At some point, I expect to have a structured representation of the Sudoku, that is a 9 x 9 array representing the 81 cells, which will either contain a digit from 1 to 9 or be blank. Having this information in that format, even though I may not necessarily know how to do that (that’s why that block has a red border), I expect that an algorithm should be able to solve the puzzle.
To obtain that information however it will be necessary to scan the grid and identify the digit present in each cell (or detect that it’s blank). Luckily, if there is something that any data science by law is required to do is the infamous tutorial on handwritten digits recognition, so that part should be covered (green border). But is it really? 🧙
Spoiler from part 3 (which I will publish in around 2 weeks, if all goes well): it’s actually a bit more complicated than that, but I found an elegant solution to the unexpected setback, if I may say so 🧐.
We want our system to be able to work with images of Sudoku grids taken in a “natural” setting, without any too strong constraints. Therefore, we’ll have to do some sort of preprocessing to the input image, in order to neatly crop and rotate the grid from the full page of a magazine. Plus potentially any other adjustment required to facilitate the work of the component responsible for digit recognition.
Finally, it would be a nice touch if we were able to present the work in a nice format, say a web app where you upload your image and it is displayed with another image on the side showing the solution to the puzzle. The border is yellow because while I did something like that in the past, it’s not an aspect of projects that I consider myself to be an expert of, so I want to remember that that part might require more effort or research than the ones I’m more familiar with.
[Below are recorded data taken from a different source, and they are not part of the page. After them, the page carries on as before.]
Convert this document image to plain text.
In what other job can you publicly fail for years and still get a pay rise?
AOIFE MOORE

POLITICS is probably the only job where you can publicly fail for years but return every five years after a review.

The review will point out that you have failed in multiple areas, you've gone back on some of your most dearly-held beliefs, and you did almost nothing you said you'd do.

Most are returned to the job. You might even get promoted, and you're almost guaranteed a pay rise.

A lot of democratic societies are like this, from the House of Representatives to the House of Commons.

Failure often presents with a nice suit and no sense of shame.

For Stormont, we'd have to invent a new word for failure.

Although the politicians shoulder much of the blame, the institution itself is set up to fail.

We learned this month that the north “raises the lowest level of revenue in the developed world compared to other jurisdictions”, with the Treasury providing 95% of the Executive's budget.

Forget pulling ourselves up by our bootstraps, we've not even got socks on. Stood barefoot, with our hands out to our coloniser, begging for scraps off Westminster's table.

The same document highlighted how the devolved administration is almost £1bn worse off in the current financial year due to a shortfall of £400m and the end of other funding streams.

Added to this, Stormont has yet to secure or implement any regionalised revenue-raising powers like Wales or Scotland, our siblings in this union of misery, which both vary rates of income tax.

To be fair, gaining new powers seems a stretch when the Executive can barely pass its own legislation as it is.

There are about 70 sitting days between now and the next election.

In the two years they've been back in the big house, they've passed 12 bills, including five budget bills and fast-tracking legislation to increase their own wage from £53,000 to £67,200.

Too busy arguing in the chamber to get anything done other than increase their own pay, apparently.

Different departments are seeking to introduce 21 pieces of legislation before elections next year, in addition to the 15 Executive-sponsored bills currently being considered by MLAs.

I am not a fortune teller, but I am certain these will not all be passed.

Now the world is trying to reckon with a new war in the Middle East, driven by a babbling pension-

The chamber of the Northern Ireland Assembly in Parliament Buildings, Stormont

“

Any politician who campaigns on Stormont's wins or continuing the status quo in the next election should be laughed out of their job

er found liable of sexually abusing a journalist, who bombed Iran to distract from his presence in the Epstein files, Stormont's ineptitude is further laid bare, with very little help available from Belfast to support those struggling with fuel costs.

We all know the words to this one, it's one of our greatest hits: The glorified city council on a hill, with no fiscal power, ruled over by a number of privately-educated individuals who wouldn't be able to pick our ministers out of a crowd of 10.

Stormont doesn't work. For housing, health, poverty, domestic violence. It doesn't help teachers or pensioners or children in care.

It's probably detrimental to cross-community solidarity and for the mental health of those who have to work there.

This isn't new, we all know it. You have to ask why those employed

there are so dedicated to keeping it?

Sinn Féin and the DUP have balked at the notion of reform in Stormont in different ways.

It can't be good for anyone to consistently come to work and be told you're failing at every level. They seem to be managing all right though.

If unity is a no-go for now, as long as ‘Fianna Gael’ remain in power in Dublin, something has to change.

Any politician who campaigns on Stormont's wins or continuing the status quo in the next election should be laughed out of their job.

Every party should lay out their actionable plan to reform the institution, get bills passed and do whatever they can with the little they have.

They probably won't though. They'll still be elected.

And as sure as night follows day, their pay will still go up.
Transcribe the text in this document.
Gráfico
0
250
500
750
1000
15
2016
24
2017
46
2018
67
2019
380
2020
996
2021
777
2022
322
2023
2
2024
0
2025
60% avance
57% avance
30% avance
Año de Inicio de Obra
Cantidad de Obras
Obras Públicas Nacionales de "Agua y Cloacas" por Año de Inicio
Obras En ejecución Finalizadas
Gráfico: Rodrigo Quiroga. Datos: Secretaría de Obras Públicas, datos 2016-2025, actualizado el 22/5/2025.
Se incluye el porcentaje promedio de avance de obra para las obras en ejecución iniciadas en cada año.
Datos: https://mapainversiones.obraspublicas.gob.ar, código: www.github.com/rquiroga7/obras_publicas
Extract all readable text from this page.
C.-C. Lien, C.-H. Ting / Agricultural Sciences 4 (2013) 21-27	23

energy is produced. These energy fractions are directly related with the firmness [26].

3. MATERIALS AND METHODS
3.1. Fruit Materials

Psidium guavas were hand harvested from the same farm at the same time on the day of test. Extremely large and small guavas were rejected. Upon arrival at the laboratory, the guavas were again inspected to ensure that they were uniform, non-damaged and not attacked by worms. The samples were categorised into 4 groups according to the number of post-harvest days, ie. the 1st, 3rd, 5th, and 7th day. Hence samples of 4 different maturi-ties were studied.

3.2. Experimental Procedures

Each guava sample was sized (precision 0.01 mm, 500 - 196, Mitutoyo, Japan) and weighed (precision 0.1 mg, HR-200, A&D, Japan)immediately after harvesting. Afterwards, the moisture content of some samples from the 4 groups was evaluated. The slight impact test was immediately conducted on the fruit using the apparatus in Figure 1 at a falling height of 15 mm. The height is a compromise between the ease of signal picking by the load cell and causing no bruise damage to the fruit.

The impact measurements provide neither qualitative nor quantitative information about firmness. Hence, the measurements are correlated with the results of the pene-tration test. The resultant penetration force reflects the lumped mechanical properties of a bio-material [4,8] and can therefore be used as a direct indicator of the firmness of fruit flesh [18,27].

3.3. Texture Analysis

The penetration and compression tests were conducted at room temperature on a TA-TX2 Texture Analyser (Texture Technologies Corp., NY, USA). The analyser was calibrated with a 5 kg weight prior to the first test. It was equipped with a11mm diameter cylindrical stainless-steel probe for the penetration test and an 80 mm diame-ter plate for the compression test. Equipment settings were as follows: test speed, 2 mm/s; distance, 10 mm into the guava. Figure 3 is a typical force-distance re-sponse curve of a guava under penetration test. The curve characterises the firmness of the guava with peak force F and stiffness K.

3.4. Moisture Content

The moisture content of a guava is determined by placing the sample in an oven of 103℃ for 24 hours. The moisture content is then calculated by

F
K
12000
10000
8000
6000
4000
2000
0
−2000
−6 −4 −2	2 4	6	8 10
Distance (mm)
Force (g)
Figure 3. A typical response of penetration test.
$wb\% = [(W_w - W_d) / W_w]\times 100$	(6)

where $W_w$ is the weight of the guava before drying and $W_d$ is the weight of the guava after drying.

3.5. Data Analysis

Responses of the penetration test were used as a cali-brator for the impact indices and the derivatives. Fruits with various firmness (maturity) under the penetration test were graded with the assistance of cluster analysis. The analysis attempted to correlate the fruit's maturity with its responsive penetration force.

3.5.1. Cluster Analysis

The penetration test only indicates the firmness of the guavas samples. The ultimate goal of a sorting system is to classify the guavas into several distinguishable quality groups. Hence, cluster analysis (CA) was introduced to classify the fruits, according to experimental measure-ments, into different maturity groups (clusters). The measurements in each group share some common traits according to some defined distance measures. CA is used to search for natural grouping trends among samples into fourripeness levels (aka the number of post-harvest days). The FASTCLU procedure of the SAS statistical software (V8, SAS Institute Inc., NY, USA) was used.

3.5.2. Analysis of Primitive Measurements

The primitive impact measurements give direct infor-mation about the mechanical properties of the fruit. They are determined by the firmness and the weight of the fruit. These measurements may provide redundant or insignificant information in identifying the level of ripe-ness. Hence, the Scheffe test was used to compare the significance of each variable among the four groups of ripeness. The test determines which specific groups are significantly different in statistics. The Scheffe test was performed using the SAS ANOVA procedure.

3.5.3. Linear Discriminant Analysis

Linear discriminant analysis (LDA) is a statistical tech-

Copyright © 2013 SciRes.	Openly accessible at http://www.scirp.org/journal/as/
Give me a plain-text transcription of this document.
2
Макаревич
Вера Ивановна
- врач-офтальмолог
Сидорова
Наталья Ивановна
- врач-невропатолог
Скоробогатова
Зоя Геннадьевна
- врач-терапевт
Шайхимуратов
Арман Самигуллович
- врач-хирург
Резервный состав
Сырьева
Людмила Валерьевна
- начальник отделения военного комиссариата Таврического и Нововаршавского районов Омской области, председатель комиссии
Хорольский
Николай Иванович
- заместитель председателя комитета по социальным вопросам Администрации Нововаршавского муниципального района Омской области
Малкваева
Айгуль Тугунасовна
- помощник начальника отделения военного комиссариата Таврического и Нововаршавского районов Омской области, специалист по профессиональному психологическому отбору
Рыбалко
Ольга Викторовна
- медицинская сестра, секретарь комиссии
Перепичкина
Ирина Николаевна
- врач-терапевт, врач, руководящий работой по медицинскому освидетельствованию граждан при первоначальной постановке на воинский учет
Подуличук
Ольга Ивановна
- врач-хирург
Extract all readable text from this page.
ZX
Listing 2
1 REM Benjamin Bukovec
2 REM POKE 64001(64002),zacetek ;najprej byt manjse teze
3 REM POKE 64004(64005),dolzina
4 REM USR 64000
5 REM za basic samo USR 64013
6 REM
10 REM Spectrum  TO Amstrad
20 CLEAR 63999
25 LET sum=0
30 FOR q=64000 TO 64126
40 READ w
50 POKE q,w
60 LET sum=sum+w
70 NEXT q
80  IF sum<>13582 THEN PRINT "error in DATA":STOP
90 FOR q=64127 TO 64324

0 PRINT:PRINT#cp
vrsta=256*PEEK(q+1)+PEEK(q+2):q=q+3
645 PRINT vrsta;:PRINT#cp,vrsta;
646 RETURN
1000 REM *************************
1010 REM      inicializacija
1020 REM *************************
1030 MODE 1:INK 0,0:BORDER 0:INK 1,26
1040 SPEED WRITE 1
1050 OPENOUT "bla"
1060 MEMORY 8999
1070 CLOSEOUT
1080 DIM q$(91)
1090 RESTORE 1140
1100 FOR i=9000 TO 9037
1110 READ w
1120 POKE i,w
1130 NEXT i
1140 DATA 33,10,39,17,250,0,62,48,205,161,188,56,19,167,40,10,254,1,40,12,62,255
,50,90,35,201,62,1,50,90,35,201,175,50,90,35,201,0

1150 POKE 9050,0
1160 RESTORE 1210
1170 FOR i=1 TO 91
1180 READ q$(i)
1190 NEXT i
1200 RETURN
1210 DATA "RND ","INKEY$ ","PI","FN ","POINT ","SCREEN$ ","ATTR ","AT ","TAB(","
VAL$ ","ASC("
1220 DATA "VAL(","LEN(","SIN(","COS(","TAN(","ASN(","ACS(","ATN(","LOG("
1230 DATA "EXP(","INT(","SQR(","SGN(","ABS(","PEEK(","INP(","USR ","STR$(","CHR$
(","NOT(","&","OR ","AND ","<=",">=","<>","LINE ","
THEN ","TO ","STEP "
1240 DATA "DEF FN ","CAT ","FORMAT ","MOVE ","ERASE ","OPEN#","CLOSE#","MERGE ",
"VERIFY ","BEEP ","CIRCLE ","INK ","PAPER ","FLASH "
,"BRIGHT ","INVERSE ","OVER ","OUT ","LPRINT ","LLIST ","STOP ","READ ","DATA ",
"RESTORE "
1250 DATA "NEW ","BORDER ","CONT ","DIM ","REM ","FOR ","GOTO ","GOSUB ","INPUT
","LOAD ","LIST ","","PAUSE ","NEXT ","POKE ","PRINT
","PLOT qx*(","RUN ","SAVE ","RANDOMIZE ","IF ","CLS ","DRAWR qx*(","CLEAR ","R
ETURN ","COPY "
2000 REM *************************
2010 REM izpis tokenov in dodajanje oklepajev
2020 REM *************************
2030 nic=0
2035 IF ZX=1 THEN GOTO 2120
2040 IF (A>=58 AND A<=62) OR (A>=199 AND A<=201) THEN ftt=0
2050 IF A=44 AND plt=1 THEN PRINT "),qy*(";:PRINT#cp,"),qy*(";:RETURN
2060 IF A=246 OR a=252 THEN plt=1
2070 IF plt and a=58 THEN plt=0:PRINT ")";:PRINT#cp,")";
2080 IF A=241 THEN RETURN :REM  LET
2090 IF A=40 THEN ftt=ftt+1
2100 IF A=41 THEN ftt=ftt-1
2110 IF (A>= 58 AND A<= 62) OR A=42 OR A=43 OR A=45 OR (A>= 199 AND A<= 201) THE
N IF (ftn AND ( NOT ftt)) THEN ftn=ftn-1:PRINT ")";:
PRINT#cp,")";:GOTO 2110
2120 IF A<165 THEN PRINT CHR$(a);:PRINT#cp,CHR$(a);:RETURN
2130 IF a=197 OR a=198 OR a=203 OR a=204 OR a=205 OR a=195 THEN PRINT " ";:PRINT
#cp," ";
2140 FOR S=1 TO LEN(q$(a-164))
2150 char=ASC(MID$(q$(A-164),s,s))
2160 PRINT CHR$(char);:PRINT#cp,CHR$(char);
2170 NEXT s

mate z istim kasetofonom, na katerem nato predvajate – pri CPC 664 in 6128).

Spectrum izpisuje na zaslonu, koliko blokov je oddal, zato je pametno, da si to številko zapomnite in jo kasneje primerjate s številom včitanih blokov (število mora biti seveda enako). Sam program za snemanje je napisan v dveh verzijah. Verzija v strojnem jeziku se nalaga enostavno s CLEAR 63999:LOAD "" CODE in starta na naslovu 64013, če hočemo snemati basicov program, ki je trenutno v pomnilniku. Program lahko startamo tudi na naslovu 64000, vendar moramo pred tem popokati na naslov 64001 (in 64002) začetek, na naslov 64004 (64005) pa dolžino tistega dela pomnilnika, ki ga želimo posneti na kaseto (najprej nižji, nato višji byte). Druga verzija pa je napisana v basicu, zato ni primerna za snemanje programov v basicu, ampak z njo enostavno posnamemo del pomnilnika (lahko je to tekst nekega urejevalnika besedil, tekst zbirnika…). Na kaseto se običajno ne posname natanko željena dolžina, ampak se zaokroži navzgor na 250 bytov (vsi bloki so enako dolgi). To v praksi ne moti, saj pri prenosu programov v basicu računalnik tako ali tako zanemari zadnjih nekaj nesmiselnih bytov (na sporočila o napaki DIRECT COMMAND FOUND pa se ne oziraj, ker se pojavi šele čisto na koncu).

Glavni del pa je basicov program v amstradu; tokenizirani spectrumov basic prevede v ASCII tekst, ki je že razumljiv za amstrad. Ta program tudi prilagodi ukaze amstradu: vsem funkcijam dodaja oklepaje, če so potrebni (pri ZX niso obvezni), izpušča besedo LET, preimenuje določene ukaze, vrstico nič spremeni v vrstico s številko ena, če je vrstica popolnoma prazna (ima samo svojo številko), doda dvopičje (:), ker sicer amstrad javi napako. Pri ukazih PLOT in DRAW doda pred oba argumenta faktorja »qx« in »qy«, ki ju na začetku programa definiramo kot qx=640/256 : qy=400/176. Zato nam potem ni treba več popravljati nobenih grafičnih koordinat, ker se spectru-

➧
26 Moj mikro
Further expanding the activities described at point 3, we get the final (so to speak) version of the breakdown:

THIS ISN’T EVEN MY FINAL FORM!
Image by author

This is good enough for now. Throughout the project you may find out that some of the tasks will be more or less complicated than you anticipated, or that they will have to be further split in even smaller tasks ones. You may even have forgotten something that you didn’t think of while planning. That’s normal, that’s bound to happen when you go from the idea of a product to actually implementing it.

What comes next

That’s it for now. We’re still at exactly 0 lines of code written but what is arguably one of the most important parts of any project has been completed. Planning is like the bass player in a band, you only notice it when it’s missing¹. In the upcoming articles I will cover how to implement all the tasks that are listed in the diagram above, starting from data ingestion/preprocessing. See you in a week!

Your joy is soon going to be the memory of a distant past, aunt Karen.

[1] Apologies to all bass players who shared a stage with me over the years. You know it’s the truth.